THE FLATS – Senior third basemen Mallorie Black (Cumming, Ga.) has been named 2nd Team All-American by Softball America, the publication announced this morning. Black, who was named to the NFCA All-Region team last week, continues to rake in the awards this year as she becomes just the third Yellow Jacket in program history to be named All-American, National Player of the Week (April 9) and All-Region in the same season, along with Jen Yee (2010) and Jessica Sallinger (2005).



Black earned the recognition by posting one of the best all-around offensive seasons in program history. The Cumming, Ga. native started hot, hitting the Yellow Jackets’ first home run of the season, off Alabama, in the opening weekend. She followed that by earning her first of two ACC Player of the Week honors at the Shriners Children’s Clearwater Invite, where she posted a .727 batting average (eight for 11), two doubles, a home run, four RBI, two walks and a team-leading six runs scored against LSU, Stanford, Northwestern & Minnesota.



She would earn Player of the Week for a second time in the first weekend of April, going 9 for 18 with five home runs, a double, 11 RBI and seven runs scored across four games vs. Troy, at Auburn (twice) and vs. Louisiana Tech. That performance also earned her D1 Softball and NCAA Softball National Player of the Week recognition as she became the first Yellow Jacket to be named National Player of the Week since GT Hall of Famer Jen Yee in 2010.
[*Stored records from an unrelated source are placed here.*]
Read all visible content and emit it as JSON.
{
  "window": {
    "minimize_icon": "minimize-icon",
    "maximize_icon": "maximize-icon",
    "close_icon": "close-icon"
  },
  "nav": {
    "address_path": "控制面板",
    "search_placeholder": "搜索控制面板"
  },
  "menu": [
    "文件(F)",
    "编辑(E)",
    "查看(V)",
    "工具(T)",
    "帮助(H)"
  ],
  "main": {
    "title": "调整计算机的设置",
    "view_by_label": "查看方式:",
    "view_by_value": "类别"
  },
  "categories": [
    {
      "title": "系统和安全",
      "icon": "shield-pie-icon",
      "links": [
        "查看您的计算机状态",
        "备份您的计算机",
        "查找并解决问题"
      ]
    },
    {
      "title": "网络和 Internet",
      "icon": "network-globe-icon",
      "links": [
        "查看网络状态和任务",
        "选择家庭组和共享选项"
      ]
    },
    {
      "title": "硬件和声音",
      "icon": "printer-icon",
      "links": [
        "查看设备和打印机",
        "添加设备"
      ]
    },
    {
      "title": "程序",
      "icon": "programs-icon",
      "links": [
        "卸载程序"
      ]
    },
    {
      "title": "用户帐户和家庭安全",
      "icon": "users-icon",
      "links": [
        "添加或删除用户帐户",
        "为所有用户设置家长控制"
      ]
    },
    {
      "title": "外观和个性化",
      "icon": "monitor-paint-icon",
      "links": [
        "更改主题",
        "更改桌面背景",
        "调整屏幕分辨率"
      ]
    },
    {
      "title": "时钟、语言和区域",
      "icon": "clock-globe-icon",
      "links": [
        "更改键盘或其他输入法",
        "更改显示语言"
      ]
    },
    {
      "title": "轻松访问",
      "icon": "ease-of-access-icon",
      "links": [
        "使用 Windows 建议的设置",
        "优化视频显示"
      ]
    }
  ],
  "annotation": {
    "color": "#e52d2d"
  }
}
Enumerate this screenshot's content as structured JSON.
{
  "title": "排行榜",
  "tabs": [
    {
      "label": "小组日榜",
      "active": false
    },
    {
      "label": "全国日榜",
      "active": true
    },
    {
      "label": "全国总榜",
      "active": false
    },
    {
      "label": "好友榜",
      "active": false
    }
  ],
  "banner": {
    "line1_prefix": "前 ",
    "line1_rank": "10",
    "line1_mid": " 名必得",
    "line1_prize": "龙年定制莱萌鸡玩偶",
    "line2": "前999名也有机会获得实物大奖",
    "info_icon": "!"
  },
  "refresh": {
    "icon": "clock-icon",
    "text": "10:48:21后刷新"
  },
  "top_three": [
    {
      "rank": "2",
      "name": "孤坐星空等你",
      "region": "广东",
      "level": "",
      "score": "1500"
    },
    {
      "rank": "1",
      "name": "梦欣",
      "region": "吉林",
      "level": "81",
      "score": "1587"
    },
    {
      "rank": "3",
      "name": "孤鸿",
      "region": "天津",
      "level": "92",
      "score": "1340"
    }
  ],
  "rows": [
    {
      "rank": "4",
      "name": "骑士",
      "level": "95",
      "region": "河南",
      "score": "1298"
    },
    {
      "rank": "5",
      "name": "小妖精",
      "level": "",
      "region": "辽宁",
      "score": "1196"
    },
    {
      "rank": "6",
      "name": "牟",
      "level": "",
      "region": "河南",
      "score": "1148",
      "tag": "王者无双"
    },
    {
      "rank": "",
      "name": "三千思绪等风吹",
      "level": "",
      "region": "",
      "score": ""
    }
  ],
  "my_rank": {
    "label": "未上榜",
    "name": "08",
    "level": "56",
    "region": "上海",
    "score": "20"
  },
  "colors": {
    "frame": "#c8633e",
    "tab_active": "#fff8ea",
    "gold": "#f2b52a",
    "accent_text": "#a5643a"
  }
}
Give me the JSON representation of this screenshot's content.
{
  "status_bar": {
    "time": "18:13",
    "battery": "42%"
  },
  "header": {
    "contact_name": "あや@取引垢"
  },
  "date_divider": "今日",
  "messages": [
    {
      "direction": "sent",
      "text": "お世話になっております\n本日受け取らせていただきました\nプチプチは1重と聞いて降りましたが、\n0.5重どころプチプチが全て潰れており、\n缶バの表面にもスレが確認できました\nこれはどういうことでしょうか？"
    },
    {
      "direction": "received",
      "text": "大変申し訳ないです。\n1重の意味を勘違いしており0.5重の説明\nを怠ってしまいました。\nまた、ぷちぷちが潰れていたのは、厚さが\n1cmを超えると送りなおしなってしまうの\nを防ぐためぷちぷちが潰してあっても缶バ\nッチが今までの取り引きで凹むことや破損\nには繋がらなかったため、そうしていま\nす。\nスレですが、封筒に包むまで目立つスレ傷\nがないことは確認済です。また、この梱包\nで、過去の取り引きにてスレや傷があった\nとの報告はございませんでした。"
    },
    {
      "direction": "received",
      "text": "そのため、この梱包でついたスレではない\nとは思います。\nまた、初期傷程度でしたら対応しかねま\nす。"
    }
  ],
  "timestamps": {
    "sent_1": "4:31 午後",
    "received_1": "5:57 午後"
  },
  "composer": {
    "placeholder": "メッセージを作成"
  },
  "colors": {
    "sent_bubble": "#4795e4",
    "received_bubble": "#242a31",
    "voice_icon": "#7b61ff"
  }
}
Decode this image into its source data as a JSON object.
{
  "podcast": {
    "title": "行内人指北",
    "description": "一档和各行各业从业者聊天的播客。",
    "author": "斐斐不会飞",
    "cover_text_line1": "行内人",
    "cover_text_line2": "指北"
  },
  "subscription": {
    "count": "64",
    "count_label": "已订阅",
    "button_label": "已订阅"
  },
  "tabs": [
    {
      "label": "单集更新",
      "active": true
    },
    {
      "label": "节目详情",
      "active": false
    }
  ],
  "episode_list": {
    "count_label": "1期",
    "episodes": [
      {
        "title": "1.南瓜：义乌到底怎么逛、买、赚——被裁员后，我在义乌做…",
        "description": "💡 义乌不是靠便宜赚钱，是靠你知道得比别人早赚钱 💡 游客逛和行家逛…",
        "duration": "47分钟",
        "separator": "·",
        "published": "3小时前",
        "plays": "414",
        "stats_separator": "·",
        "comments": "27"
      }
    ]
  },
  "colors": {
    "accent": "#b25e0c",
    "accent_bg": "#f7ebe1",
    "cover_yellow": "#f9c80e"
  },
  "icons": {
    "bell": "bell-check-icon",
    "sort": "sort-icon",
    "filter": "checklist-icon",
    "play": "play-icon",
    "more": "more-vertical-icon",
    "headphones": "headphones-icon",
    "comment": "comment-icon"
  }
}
Black led the team in batting average (.373), slugging % (.825) runs (54), hits (62), RBI (61), doubles (18) and home runs (19), becoming the first Power 5 hitter to secure 50+ runs, 55+ hits, 15+ doubles, 18+ home runs and 60+ RBI in a single season since 2021. Black finished the regular season eighth in the nation in home runs, 11th in RBI, 15th in slugging % and 10th in total bases.



Black graduated from the Scheller College of Business earlier this month with a degree in Business Administration.